Söyle bana fırtına;Senin tüm endamına karşılık, en yüksek inşalı şatonun yeniyetme prensinin tahta çıkışını kutlarken, elindeki kadehi gökyüzüne kaldırırken seninle arandaki mesafeyi? Toprak altına gömülen devekuşlarını bilemeyeceğin gibi, bunu da bilemezsin; ama görür devekuşları senin doymak bilmeyen şiddetini. Senin için mühim olan; ölen kanatlı hayvanların havada kalması. Yarasanın gece görüşüdür seni ilgilendiren. Taş tutan timsahın hazmedilmez ağırlığını, bir kirpinin durmadan atan kalbini bana ver ve göz akını farkedemeyen bukalemunlar gibi gelmiş olduğun yasak gezegenin kum esintilerini ve tüm trajedilerini ağaç üzerinde yağlı boya izlenimiyle oluşan devasa görüntüyü bırakırken derine, her gece derini değiştirme gücünü bulabiliyor musun? Yoksa sen de kan yutup, kızılcık şerbeti içtiğini sanan insanoğlu gibi, tüm ömrün aktifliğini, bir günün yorgunluğuyla her gece itinayla yeni bir yaratılış miti mi yaratıyorsun? Kasırgalaşan ve yerle bir eden sen; söyle hadi bana, hemen şimdi. İstersen hiç başlama ve sadece uzat dudaklarını, gem vuramadığım ordaki sıcak kanı içmek için can atıyorum, hem de şu an...

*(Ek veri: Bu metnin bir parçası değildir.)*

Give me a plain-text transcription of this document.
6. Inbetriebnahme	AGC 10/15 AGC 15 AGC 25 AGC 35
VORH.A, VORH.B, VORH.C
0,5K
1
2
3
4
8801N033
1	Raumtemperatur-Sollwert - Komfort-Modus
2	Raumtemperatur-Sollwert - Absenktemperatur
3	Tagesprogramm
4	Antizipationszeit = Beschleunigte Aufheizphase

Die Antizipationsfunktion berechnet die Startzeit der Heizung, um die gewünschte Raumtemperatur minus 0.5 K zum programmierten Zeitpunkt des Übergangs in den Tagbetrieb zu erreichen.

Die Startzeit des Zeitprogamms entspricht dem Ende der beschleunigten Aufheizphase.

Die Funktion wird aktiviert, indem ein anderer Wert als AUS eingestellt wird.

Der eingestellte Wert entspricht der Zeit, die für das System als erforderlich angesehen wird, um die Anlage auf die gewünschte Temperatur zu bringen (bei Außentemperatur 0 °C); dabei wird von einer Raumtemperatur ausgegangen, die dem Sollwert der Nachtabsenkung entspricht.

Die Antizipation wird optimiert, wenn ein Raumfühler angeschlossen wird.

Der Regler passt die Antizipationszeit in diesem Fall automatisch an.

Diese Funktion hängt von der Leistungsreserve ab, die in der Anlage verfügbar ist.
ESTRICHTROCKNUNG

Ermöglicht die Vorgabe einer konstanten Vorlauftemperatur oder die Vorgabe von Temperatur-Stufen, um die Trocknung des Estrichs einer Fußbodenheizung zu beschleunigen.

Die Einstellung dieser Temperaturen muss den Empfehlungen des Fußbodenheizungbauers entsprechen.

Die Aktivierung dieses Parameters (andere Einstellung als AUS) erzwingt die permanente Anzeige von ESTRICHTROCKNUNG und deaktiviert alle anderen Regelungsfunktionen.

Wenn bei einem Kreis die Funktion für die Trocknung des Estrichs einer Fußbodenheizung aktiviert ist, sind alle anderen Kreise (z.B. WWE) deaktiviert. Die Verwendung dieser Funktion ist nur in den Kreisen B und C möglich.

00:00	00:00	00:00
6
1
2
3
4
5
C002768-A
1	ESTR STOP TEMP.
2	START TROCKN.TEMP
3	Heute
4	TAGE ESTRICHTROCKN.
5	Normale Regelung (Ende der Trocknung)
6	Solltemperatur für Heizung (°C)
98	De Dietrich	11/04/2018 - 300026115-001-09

Tatlı uykumdan uyandıran fırtına;Soğuk mermer üzerinden akan pınarlardan, kayaçları hareket ettirebilecek okyanus dalgaları yaratmayı düşlerken, tüm kibirliliğinle karşımda olduğun müddetçe yüzünün kırışıklıklarını görmeye devam edeceğim, parlak bir metalin eriyiğinin matı gibi. Kutsal yeminli, vaatkarca savaşa sürülen bir şövalyeye benzetiyorum seni. Tüm endamın şapkandaki tüye hapsolmuş, onu da korkutuyor ihtişamının büyüklüğü. Bir kentin yağmalayıcısına direnen savaşta insan öldüğünü umursamadan; ganimetlerince böbürlenen bir kafatasına, bencillik genine, sığ beyine sahip değilsin sen kahramanlık sınavı verirken. Bununla birlikte önünde saygıyla eğiliyorum. Ama eğer benim öyle bir gücüm olsaydı; insanlara, doğuştan gelen cesur savaşçı özelliği ya da kut inancı yerine; daha doğdukları anda genlerini değiştirme yetisi verirdim, kendime de. İlham denen şey bu, bu çağda dehalara nüfus etmedi. Doğanın ritmine ayak uydurmak yerine, doğanın güç göstergesi olarak sinirini gökyüzünden çıkaran; sığmak bilmeyen rüzgar... Bunu isterdim işte ben, uykumun en tatlı halinde dahi...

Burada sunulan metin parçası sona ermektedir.